Alçakgönüllü olmak, Kuran’da önemli bir mümin özelliği olarak geçer. Allah ayetlerinde müminlere alçakgönüllü olmalarını emreder. Büyüklenen ve şımarıp azgınlık yapanların da Allah tarafından sevilmediği yine ayetlerde haber verilir.
Müminler, Allah’ın her şeyi yarattığını, her şeyin tek sahibi olduğunu ve insanlara tüm nimetleri verenin O olduğunu bilen insanlardır. Dolayısıyla bir mümin Allah karşısındaki acizliğinin farkında olduğu için yersiz bir büyüklenme ve kibir içine girmez. Ne kadar güzel, ne kadar zengin, ne kadar zeki, ne kadar itibarlı olsa da bunlardan dolayı böbürlenmez, çünkü bunları ona Allah’ın verdiğini bilir. Bu yüzden müminlere karşı da tavrı daima tevazulu olur. Kendi özelliklerini ön plana çıkarmaya, sürekli güzel yönlerini vurgulamaya çalışmaz. Çünkü yaptığı her şeyin karşılığını yalnızca Allah’tan bekler.

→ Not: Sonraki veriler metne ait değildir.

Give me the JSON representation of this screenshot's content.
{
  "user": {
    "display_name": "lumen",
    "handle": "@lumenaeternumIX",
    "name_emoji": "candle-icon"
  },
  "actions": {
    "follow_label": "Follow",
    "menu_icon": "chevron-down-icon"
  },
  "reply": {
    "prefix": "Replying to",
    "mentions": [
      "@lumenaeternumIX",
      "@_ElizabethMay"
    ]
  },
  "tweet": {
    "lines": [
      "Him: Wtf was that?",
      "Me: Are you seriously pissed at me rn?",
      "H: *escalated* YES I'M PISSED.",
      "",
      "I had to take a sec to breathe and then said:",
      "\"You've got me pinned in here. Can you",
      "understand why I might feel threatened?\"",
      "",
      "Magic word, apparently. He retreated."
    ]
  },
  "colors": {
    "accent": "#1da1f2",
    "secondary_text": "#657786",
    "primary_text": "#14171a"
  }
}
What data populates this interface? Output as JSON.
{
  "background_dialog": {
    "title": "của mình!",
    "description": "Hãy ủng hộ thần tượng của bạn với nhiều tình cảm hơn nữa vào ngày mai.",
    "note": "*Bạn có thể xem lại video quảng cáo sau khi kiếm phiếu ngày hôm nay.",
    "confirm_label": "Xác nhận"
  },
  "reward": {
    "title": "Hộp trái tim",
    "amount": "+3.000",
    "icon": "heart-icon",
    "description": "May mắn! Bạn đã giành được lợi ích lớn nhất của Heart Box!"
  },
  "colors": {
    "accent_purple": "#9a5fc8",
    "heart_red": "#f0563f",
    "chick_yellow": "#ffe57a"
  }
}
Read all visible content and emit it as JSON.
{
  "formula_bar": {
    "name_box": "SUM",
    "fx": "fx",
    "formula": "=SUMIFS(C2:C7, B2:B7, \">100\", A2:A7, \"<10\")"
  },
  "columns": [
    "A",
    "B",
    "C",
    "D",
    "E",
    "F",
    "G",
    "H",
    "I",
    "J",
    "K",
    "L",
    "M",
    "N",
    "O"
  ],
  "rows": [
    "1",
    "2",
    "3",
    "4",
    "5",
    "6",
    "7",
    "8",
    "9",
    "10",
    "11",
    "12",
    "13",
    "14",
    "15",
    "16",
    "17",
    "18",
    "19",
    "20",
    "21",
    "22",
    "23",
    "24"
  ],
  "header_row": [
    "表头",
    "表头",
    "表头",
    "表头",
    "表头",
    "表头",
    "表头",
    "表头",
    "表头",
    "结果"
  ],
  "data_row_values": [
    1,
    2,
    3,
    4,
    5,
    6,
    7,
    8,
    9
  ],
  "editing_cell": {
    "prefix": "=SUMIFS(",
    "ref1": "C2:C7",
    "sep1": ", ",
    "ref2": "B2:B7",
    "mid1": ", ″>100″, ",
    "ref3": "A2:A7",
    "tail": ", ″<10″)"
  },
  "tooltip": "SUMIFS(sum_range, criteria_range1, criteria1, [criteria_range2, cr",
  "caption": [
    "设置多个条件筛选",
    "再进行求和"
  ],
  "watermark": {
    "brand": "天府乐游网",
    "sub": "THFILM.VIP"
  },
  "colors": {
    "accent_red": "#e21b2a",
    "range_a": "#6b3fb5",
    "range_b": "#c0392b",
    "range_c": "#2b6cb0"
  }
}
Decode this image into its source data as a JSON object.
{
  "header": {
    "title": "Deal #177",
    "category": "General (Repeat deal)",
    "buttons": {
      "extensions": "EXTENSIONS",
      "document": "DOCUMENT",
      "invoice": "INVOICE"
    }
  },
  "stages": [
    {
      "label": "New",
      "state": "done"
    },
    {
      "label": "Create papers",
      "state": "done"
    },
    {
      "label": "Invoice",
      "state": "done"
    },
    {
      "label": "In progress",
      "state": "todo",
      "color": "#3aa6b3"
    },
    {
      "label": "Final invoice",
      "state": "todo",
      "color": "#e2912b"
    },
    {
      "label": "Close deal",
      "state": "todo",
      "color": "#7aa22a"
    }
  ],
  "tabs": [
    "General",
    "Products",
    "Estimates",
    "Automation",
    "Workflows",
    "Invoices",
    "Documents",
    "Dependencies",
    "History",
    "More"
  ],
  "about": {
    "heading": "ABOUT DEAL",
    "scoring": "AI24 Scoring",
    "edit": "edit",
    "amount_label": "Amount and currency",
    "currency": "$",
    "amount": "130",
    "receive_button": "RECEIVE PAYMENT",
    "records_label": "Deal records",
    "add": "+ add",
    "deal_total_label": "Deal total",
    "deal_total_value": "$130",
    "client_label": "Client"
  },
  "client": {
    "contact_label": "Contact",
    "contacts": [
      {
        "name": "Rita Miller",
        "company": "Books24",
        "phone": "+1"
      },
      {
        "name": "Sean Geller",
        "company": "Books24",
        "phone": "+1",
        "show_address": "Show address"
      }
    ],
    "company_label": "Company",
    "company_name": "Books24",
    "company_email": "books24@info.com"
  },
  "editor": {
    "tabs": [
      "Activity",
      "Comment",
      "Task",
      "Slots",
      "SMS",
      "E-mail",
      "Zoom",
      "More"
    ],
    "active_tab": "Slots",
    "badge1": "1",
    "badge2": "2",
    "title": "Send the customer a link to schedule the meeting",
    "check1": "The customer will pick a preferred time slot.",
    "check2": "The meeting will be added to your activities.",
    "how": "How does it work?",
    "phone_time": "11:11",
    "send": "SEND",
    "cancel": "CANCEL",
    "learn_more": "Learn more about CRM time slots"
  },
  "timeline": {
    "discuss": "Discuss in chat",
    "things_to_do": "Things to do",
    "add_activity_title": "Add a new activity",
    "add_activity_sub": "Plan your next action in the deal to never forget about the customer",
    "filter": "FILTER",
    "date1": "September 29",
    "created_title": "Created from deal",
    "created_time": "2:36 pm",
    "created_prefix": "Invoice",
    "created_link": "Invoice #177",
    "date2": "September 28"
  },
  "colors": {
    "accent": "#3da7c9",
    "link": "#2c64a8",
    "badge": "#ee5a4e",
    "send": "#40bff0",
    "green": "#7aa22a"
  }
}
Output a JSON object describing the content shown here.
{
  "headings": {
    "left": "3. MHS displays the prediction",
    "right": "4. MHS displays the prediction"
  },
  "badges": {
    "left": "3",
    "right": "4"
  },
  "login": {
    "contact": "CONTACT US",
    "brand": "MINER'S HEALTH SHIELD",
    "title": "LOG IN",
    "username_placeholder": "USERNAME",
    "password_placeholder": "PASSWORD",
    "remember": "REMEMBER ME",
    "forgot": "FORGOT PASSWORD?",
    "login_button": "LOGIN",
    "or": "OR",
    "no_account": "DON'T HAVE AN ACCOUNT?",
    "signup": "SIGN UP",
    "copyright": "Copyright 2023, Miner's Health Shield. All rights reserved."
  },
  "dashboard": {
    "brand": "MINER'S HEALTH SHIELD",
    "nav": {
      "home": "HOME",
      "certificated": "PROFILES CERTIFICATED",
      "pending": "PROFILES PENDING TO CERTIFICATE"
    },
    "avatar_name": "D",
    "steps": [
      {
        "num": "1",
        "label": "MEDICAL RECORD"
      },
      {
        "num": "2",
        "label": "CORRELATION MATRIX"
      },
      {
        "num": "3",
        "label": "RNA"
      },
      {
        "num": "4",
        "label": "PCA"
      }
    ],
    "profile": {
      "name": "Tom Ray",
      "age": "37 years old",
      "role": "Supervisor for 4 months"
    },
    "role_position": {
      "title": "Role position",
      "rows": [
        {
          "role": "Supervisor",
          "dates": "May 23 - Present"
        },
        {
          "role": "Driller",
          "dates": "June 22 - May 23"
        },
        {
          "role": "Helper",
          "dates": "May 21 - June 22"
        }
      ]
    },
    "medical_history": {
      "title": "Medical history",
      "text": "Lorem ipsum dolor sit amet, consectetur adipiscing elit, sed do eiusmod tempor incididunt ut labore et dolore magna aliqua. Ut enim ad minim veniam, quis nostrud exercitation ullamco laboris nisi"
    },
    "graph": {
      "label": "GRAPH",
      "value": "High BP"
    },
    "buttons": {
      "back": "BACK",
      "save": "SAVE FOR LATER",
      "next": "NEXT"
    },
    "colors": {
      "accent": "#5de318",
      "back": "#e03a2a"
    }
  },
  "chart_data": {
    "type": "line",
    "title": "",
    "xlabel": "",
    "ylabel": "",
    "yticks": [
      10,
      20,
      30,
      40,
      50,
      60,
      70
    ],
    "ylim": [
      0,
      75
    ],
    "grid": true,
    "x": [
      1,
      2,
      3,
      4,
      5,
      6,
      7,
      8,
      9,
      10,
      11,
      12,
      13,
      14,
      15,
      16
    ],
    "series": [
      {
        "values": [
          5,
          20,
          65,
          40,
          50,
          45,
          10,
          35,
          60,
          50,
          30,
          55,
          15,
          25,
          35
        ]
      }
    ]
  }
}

İnkarcıların yeryüzünde büyüklenmesinin aksine, tevazu sahibi müminler alçakgönüllülükle hareket ederler ve bu tevazuları dış görünüşlerine de yansır. Allah müminlerin tevazulu tavrına bir ayetinde şöyle dikkat çekmiştir:
O Rahman (olan Allah)ın kulları, yeryüzü üzerinde alçak gönüllü olarak yürürler ve cahiller kendileriyle muhatap oldukları zaman “Selam” derler. (Furkan Suresi, 63)
Bu ahlaklarının sonucunda Allah müminleri cennetle müjdelemiştir:
…İşte sizin ilahınız bir tek ilahtır, artık yalnızca O’na teslim olun. Sen alçak gönüllü olanlara müjde ver. (Hac Suresi, 34)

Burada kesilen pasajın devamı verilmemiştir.